È una domanda che chiede attenta riflessione, perché dobbiamo soprattutto renderci conto della sua necessità. È una necessità di principio, ma anche una necessità che sale dai fatti; di essi dobbiamo richiamare almeno alcuni, come il fenomeno dell’infanzia non adeguatamente accudita, o quello di ragazzi e giovani ai quali non vengono offerte le medesime opportunità, o ancora quello dei ragazzi precocemente lasciati in balia dell’alcool e della droga, spesso segnati dall’assenza o dalla dissoluzione della famiglia, privi di punti di riferimento e di offerte sociali ed educative adeguate per la loro crescita, come pure il fenomeno dell’abbandono scolastico o quello dell’impossibilità di portare avanti gli studi; per non parlare della mancanza di una educazione al senso civico e ai valori comuni che sono alla base della nostra convivenza e della nostra nazione, senza dimenticare, infine, le nuove generazioni di stranieri, che non devono essere del tutto trascurabili se l’8% della popolazione complessiva della città è composta da immigrati.

Come comunità ecclesiale, riusciamo ancora a portare avanti la catechesi dei ragazzi, che ci mette in contatto con una fascia delicata come quella della preadolescenza.
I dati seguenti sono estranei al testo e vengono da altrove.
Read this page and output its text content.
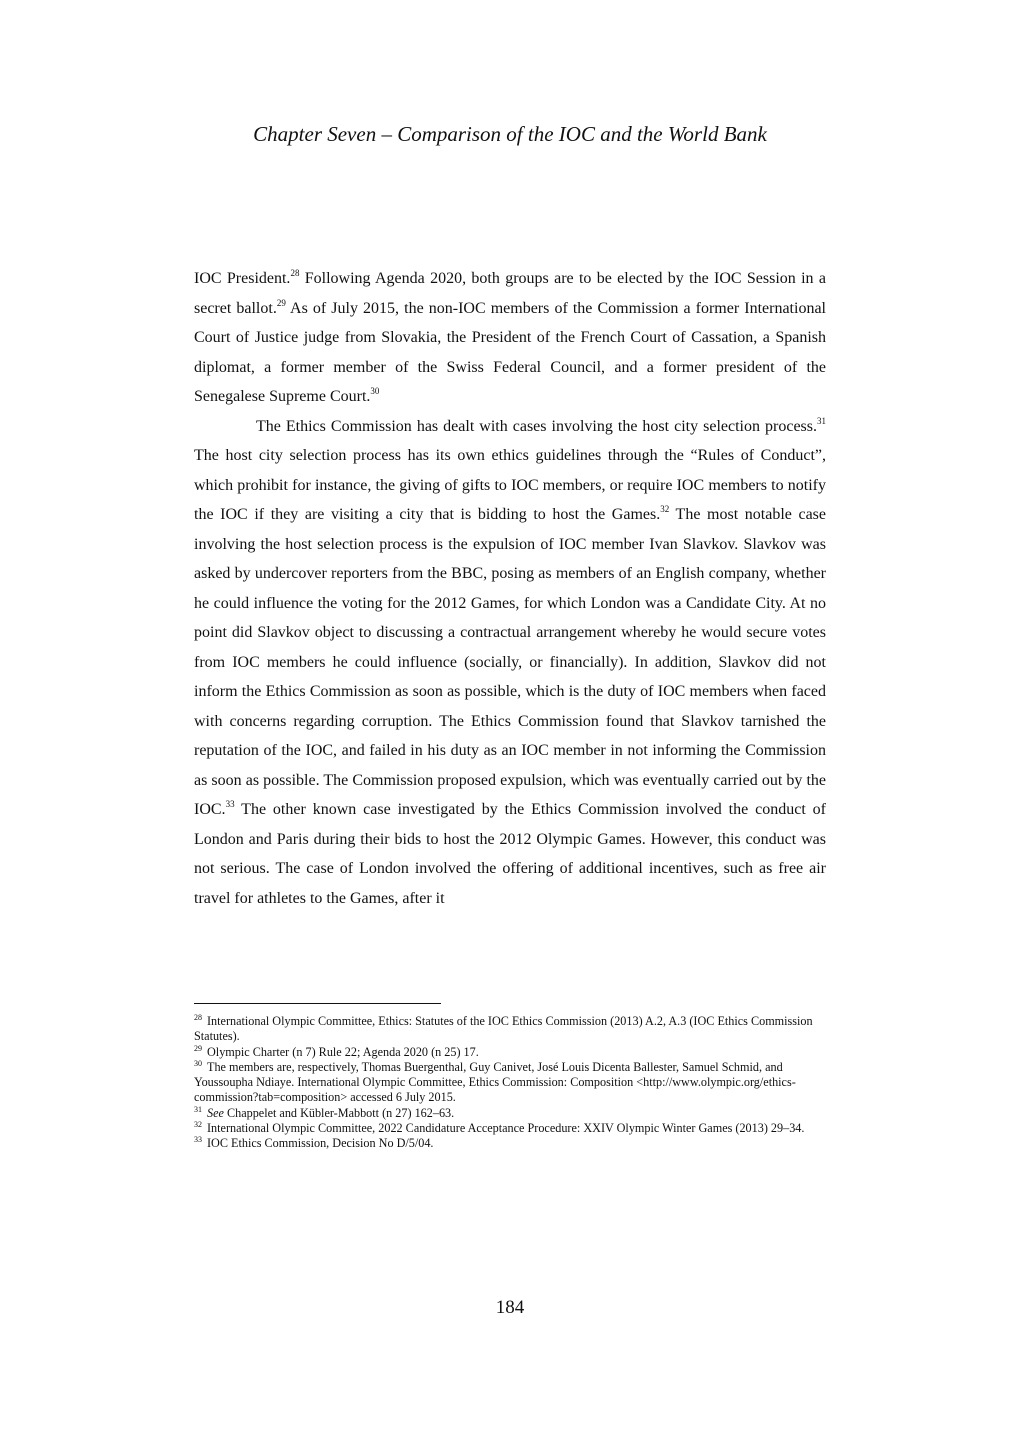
Chapter Seven – Comparison of the IOC and the World Bank

IOC President.$^{28}$ Following Agenda 2020, both groups are to be elected by the IOC Session in a secret ballot.$^{29}$ As of July 2015, the non-IOC members of the Commission a former International Court of Justice judge from Slovakia, the President of the French Court of Cassation, a Spanish diplomat, a former member of the Swiss Federal Council, and a former president of the Senegalese Supreme Court.$^{30}$

The Ethics Commission has dealt with cases involving the host city selection process.$^{31}$ The host city selection process has its own ethics guidelines through the “Rules of Conduct”, which prohibit for instance, the giving of gifts to IOC members, or require IOC members to notify the IOC if they are visiting a city that is bidding to host the Games.$^{32}$ The most notable case involving the host selection process is the expulsion of IOC member Ivan Slavkov. Slavkov was asked by undercover reporters from the BBC, posing as members of an English company, whether he could influence the voting for the 2012 Games, for which London was a Candidate City. At no point did Slavkov object to discussing a contractual arrangement whereby he would secure votes from IOC members he could influence (socially, or financially). In addition, Slavkov did not inform the Ethics Commission as soon as possible, which is the duty of IOC members when faced with concerns regarding corruption. The Ethics Commission found that Slavkov tarnished the reputation of the IOC, and failed in his duty as an IOC member in not informing the Commission as soon as possible. The Commission proposed expulsion, which was eventually carried out by the IOC.$^{33}$ The other known case investigated by the Ethics Commission involved the conduct of London and Paris during their bids to host the 2012 Olympic Games. However, this conduct was not serious. The case of London involved the offering of additional incentives, such as free air travel for athletes to the Games, after it

$^{28}$ International Olympic Committee, Ethics: Statutes of the IOC Ethics Commission (2013) A.2, A.3 (IOC Ethics Commission Statutes).

$^{29}$ Olympic Charter (n 7) Rule 22; Agenda 2020 (n 25) 17.

$^{30}$ The members are, respectively, Thomas Buergenthal, Guy Canivet, José Louis Dicenta Ballester, Samuel Schmid, and Youssoupha Ndiaye. International Olympic Committee, Ethics Commission: Composition <http://www.olympic.org/ethics-commission?tab=composition> accessed 6 July 2015.

$^{31}$ See Chappelet and Kübler-Mabbott (n 27) 162–63.

$^{32}$ International Olympic Committee, 2022 Candidature Acceptance Procedure: XXIV Olympic Winter Games (2013) 29–34.

$^{33}$ IOC Ethics Commission, Decision No D/5/04.

184
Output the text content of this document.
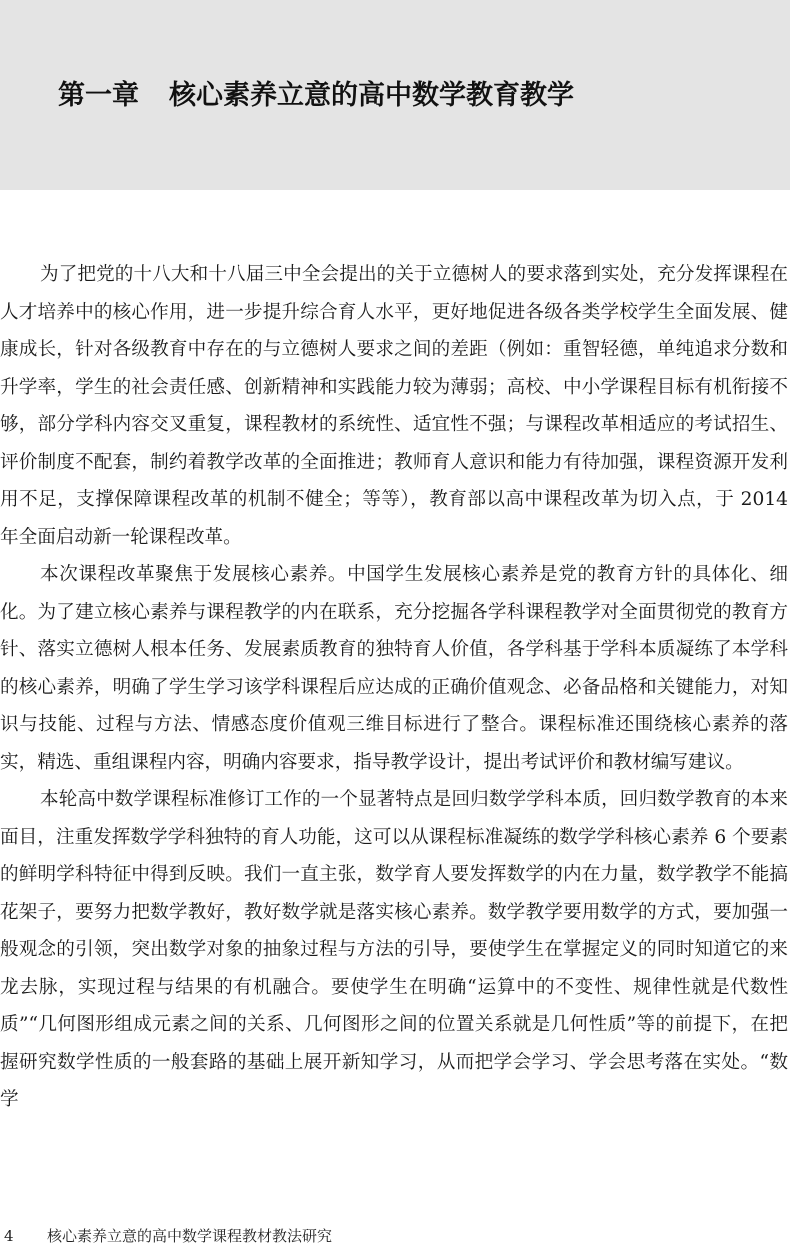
第一章 核心素养立意的高中数学教育教学

为了把党的十八大和十八届三中全会提出的关于立德树人的要求落到实处，充分发挥课程在人才培养中的核心作用，进一步提升综合育人水平，更好地促进各级各类学校学生全面发展、健康成长，针对各级教育中存在的与立德树人要求之间的差距（例如：重智轻德，单纯追求分数和升学率，学生的社会责任感、创新精神和实践能力较为薄弱；高校、中小学课程目标有机衔接不够，部分学科内容交叉重复，课程教材的系统性、适宜性不强；与课程改革相适应的考试招生、评价制度不配套，制约着教学改革的全面推进；教师育人意识和能力有待加强，课程资源开发利用不足，支撑保障课程改革的机制不健全；等等），教育部以高中课程改革为切入点，于 2014 年全面启动新一轮课程改革。

本次课程改革聚焦于发展核心素养。中国学生发展核心素养是党的教育方针的具体化、细化。为了建立核心素养与课程教学的内在联系，充分挖掘各学科课程教学对全面贯彻党的教育方针、落实立德树人根本任务、发展素质教育的独特育人价值，各学科基于学科本质凝练了本学科的核心素养，明确了学生学习该学科课程后应达成的正确价值观念、必备品格和关键能力，对知识与技能、过程与方法、情感态度价值观三维目标进行了整合。课程标准还围绕核心素养的落实，精选、重组课程内容，明确内容要求，指导教学设计，提出考试评价和教材编写建议。

本轮高中数学课程标准修订工作的一个显著特点是回归数学学科本质，回归数学教育的本来面目，注重发挥数学学科独特的育人功能，这可以从课程标准凝练的数学学科核心素养 6 个要素的鲜明学科特征中得到反映。我们一直主张，数学育人要发挥数学的内在力量，数学教学不能搞花架子，要努力把数学教好，教好数学就是落实核心素养。数学教学要用数学的方式，要加强一般观念的引领，突出数学对象的抽象过程与方法的引导，要使学生在掌握定义的同时知道它的来龙去脉，实现过程与结果的有机融合。要使学生在明确“运算中的不变性、规律性就是代数性质”“几何图形组成元素之间的关系、几何图形之间的位置关系就是几何性质”等的前提下，在把握研究数学性质的一般套路的基础上展开新知学习，从而把学会学习、学会思考落在实处。“数学

4 核心素养立意的高中数学课程教材教法研究
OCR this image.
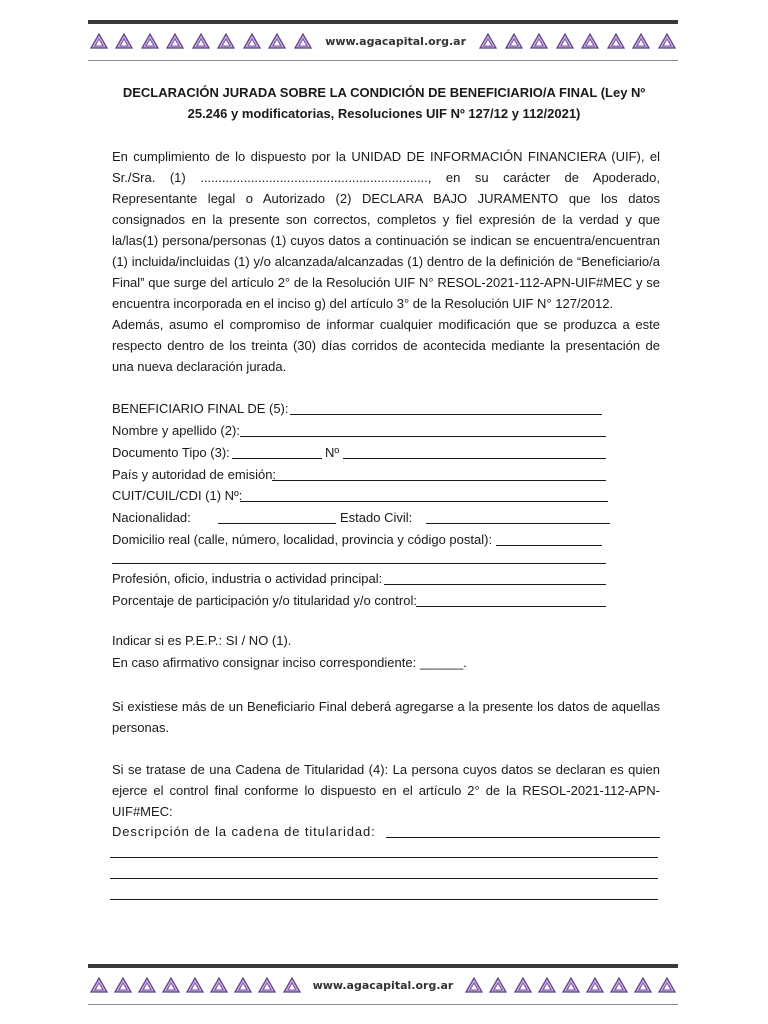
www.agacapital.org.ar
DECLARACIÓN JURADA SOBRE LA CONDICIÓN DE BENEFICIARIO/A FINAL (Ley Nº
25.246 y modificatorias, Resoluciones UIF Nº 127/12 y 112/2021)

En cumplimiento de lo dispuesto por la UNIDAD DE INFORMACIÓN FINANCIERA (UIF), el Sr./Sra. (1) ..............................................................., en su carácter de Apoderado, Representante legal o Autorizado (2) DECLARA BAJO JURAMENTO que los datos consignados en la presente son correctos, completos y fiel expresión de la verdad y que la/las(1) persona/personas (1) cuyos datos a continuación se indican se encuentra/encuentran (1) incluida/incluidas (1) y/o alcanzada/alcanzadas (1) dentro de la definición de “Beneficiario/a Final” que surge del artículo 2° de la Resolución UIF N° RESOL-2021-112-APN-UIF#MEC y se encuentra incorporada en el inciso g) del artículo 3° de la Resolución UIF N° 127/2012.

Además, asumo el compromiso de informar cualquier modificación que se produzca a este respecto dentro de los treinta (30) días corridos de acontecida mediante la presentación de una nueva declaración jurada.

BENEFICIARIO FINAL DE (5):
Nombre y apellido (2):
Documento Tipo (3):	Nº
País y autoridad de emisión:
CUIT/CUIL/CDI (1) Nº:
Nacionalidad:	Estado Civil:
Domicilio real (calle, número, localidad, provincia y código postal):
Profesión, oficio, industria o actividad principal:
Porcentaje de participación y/o titularidad y/o control:
Indicar si es P.E.P.: SI / NO (1).
En caso afirmativo consignar inciso correspondiente: ______.

Si existiese más de un Beneficiario Final deberá agregarse a la presente los datos de aquellas personas.

Si se tratase de una Cadena de Titularidad (4): La persona cuyos datos se declaran es quien ejerce el control final conforme lo dispuesto en el artículo 2° de la RESOL-2021-112-APN-UIF#MEC:

Descripción de la cadena de titularidad:
www.agacapital.org.ar
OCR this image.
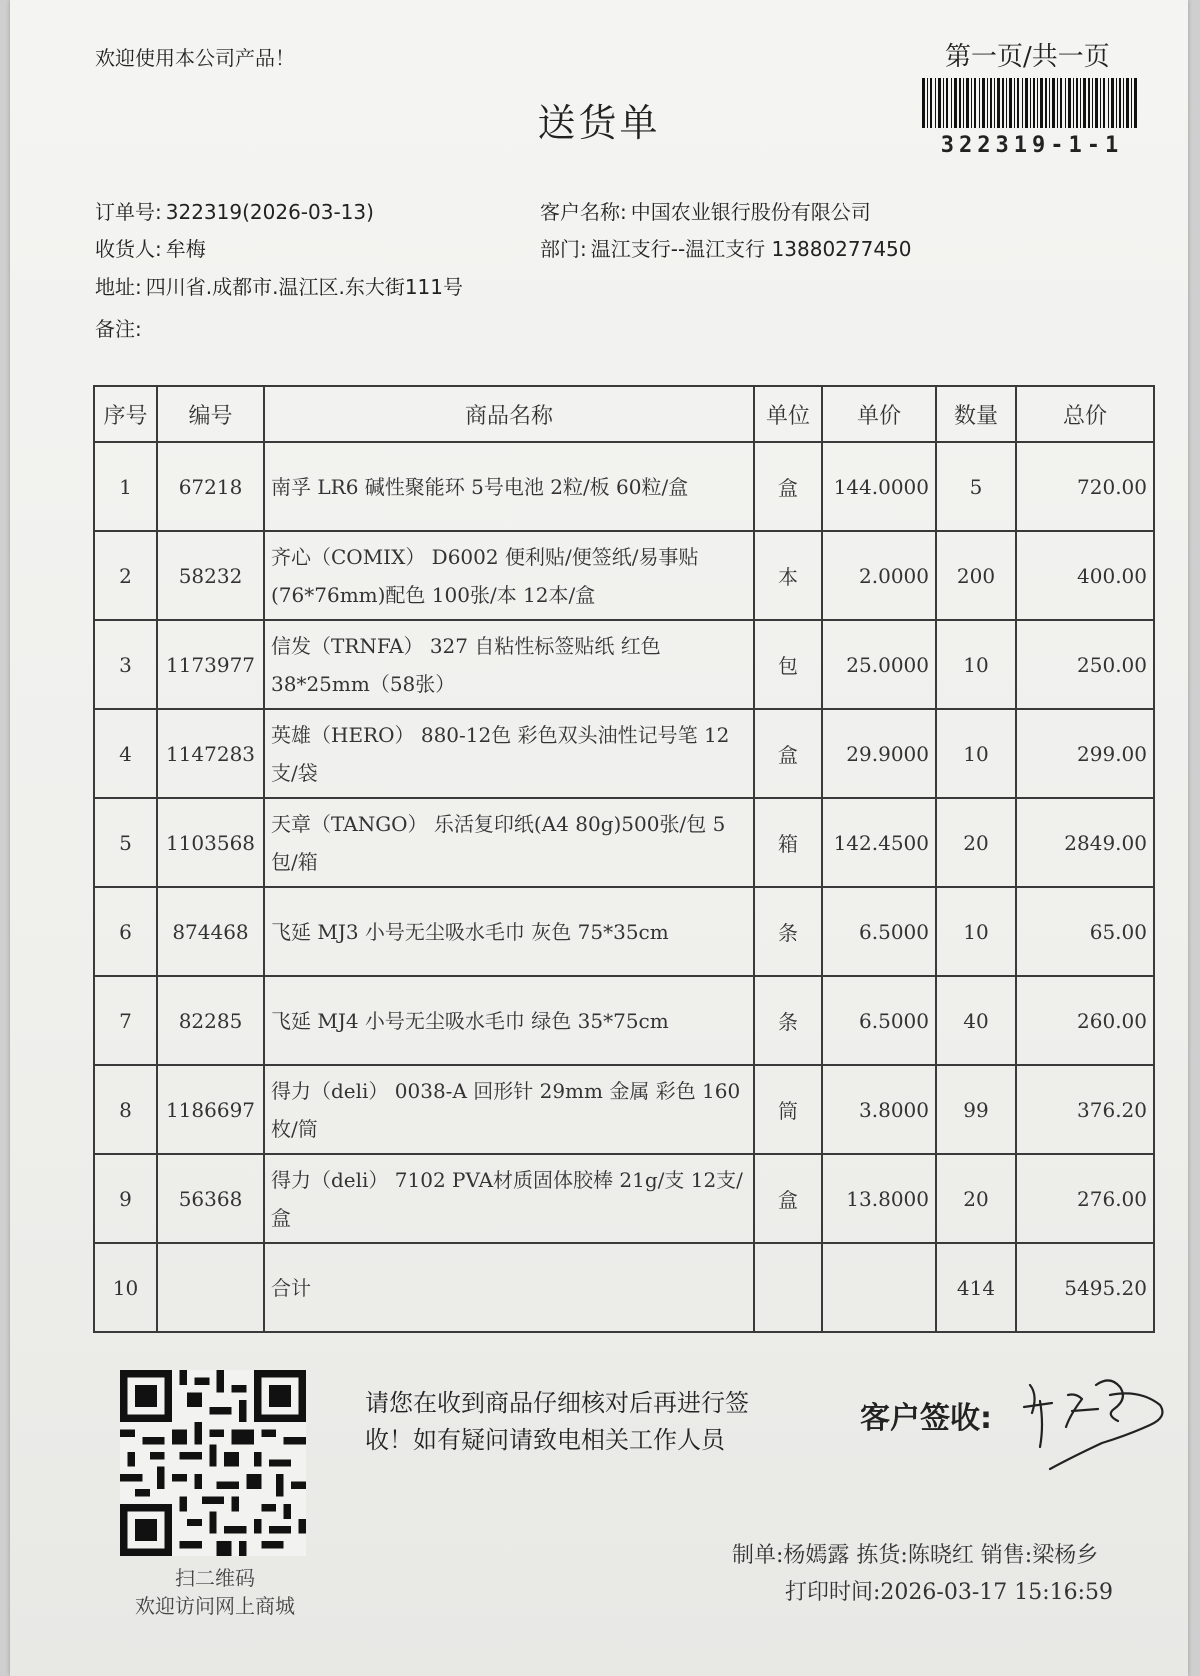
欢迎使用本公司产品！	第一页/共一页
322319-1-1
送货单
订单号: 322319(2026-03-13)
收货人: 牟梅
地址: 四川省.成都市.温江区.东大街111号
备注:
客户名称: 中国农业银行股份有限公司
部门: 温江支行--温江支行 13880277450
序号	编号	商品名称	单位	单价	数量	总价
1	67218	南孚 LR6 碱性聚能环 5号电池 2粒/板 60粒/盒	盒	144.0000	5	720.00
2	58232	齐心（COMIX） D6002 便利贴/便签纸/易事贴(76*76mm)配色 100张/本 12本/盒	本	2.0000	200	400.00
3	1173977	信发（TRNFA） 327 自粘性标签贴纸 红色 38*25mm（58张）	包	25.0000	10	250.00
4	1147283	英雄（HERO） 880-12色 彩色双头油性记号笔 12支/袋	盒	29.9000	10	299.00
5	1103568	天章（TANGO） 乐活复印纸(A4 80g)500张/包 5包/箱	箱	142.4500	20	2849.00
6	874468	飞延 MJ3 小号无尘吸水毛巾 灰色 75*35cm	条	6.5000	10	65.00
7	82285	飞延 MJ4 小号无尘吸水毛巾 绿色 35*75cm	条	6.5000	40	260.00
8	1186697	得力（deli） 0038-A 回形针 29mm 金属 彩色 160枚/筒	筒	3.8000	99	376.20
9	56368	得力（deli） 7102 PVA材质固体胶棒 21g/支 12支/盒	盒	13.8000	20	276.00
10		合计			414	5495.20
扫二维码
欢迎访问网上商城
请您在收到商品仔细核对后再进行签收！如有疑问请致电相关工作人员
客户签收:
制单:杨嫣露 拣货:陈晓红 销售:梁杨乡
打印时间:2026-03-17 15:16:59
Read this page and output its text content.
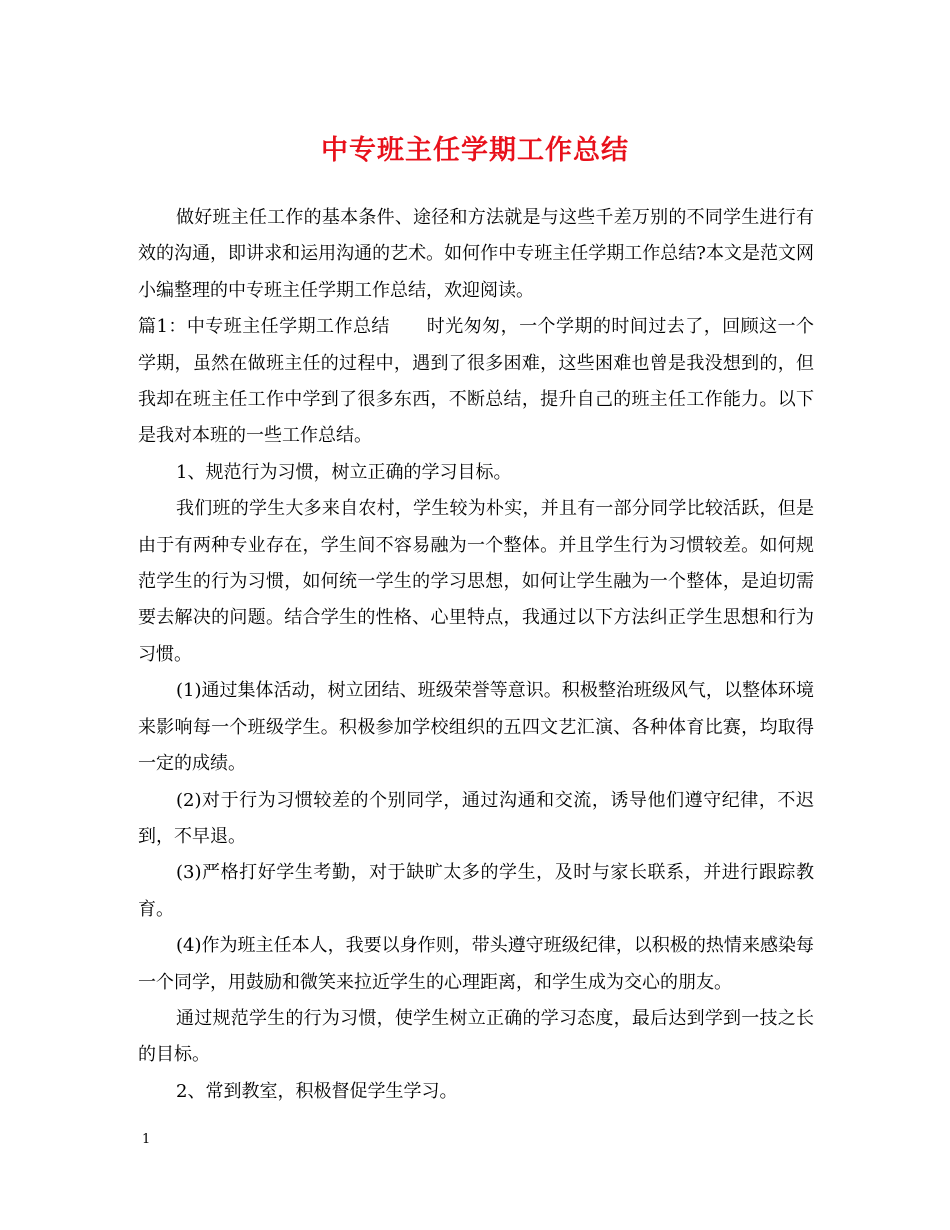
中专班主任学期工作总结

做好班主任工作的基本条件、途径和方法就是与这些千差万别的不同学生进行有效的沟通，即讲求和运用沟通的艺术。如何作中专班主任学期工作总结?本文是范文网小编整理的中专班主任学期工作总结，欢迎阅读。

篇1：中专班主任学期工作总结　　时光匆匆，一个学期的时间过去了，回顾这一个学期，虽然在做班主任的过程中，遇到了很多困难，这些困难也曾是我没想到的，但我却在班主任工作中学到了很多东西，不断总结，提升自己的班主任工作能力。以下是我对本班的一些工作总结。

1、规范行为习惯，树立正确的学习目标。

我们班的学生大多来自农村，学生较为朴实，并且有一部分同学比较活跃，但是由于有两种专业存在，学生间不容易融为一个整体。并且学生行为习惯较差。如何规范学生的行为习惯，如何统一学生的学习思想，如何让学生融为一个整体，是迫切需要去解决的问题。结合学生的性格、心里特点，我通过以下方法纠正学生思想和行为习惯。

(1)通过集体活动，树立团结、班级荣誉等意识。积极整治班级风气，以整体环境来影响每一个班级学生。积极参加学校组织的五四文艺汇演、各种体育比赛，均取得一定的成绩。

(2)对于行为习惯较差的个别同学，通过沟通和交流，诱导他们遵守纪律，不迟到，不早退。

(3)严格打好学生考勤，对于缺旷太多的学生，及时与家长联系，并进行跟踪教育。

(4)作为班主任本人，我要以身作则，带头遵守班级纪律，以积极的热情来感染每一个同学，用鼓励和微笑来拉近学生的心理距离，和学生成为交心的朋友。

通过规范学生的行为习惯，使学生树立正确的学习态度，最后达到学到一技之长的目标。

2、常到教室，积极督促学生学习。

1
Penso sia ancora un servizio quanto mai importante, anche se comprendiamo che non basta, ma che dobbiamo cercare di prenderci cura dei più piccoli, come pure di giovanissimi e giovani. Forse proprio le parrocchie possono dare un segnale importante nella direzione indicata, stabilendo e coltivando un patto educativo con le famiglie e con la scuola, e poi anche tra parrocchia e parrocchia, e a partire da qui con i vari servizi sociali che operano nel territorio. Potrebbe delinearsi così un patto educativo che parte dal basso e diventa stimolo per tutte le altre istituzioni a stringere una alleanza tra tutti a favore delle generazioni che nascono e crescono.

Ce lo auguriamo e chiediamo al Signore di poter vedere le nostre comunità ecclesiali e l’intera città rinnovata da questo fiume di vita nuova costituita dalla folla di bambini, ragazzi e giovani che si aprono – è la nostra speranza, la nostra preghiera, il nostro impegno – in modo sano e costruttivo alla vita.